Israel drone — Israel shot down a drone Thursday as it approached its northern coast from neighboring Lebanon, raising suspicions that the Hezbollah militant group was behind the infiltration attempt. Hezbollah denied involvement, but the incident was likely to heighten Israeli concerns that the Shiite militant group is trying to take advantage of the unrest in neighboring Syria to strengthen its capabilities. Israeli naval forces were searching for the remains of the aircraft.
Job cuts — Banks aren’t the big jobs machines they used to be. One after another, major financial firms are trimming their payrolls. In first-quarter earnings announcements this month, Bank of America, Citigroup, JPMorgan Chase, Goldman Sachs and Morgan Stanley revealed that they have slashed more than 31,000 jobs, or 3.5 percent of their combined workforce, in the past year. For three of those banks, it was the second straight year of cutbacks. And the pattern is being repeated at banks around the world. Layoffs in the depths of the financial crisis were to be expected. But four years later, and at a time when many banks are reporting higher or even record earnings, the cuts are unsettling to an entire industry.

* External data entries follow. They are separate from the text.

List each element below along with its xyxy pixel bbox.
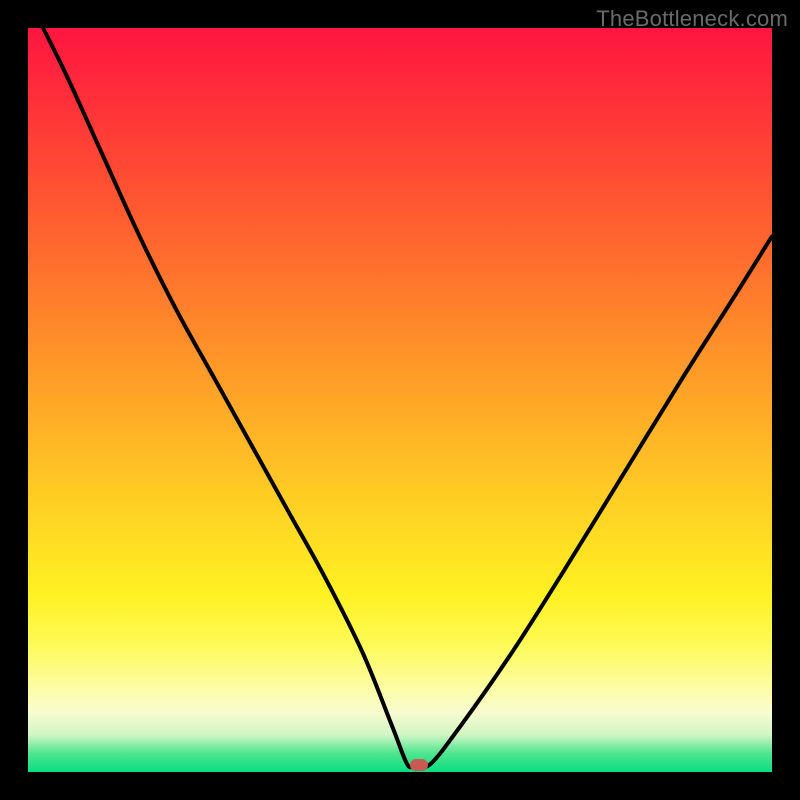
curve-path: [28, 28, 772, 767]
plot-area: [28, 28, 772, 772]
watermark-text: TheBottleneck.com: [596, 6, 788, 32]
chart-frame: TheBottleneck.com: [0, 0, 800, 800]
bottleneck-curve: [28, 28, 772, 772]
optimal-point-marker: [410, 759, 428, 771]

Russian hospital fire — At least 38 people died in a fire in a psychiatric hospital outside Moscow late Thursday night. Police said the fire, which broke out at about 2 a.m. local time in the one-story hospital in the Ramenskoye settlement, was caused by a short circuit, the RIA Novosti reported on Friday. Officials from the Russian Investigative Committee later said they are looking at poor fire regulations and short circuit as possible causes. By early Friday morning, investigators listed 38 people — 36 patients and two doctors — as dead. Only three nurses managed to escape.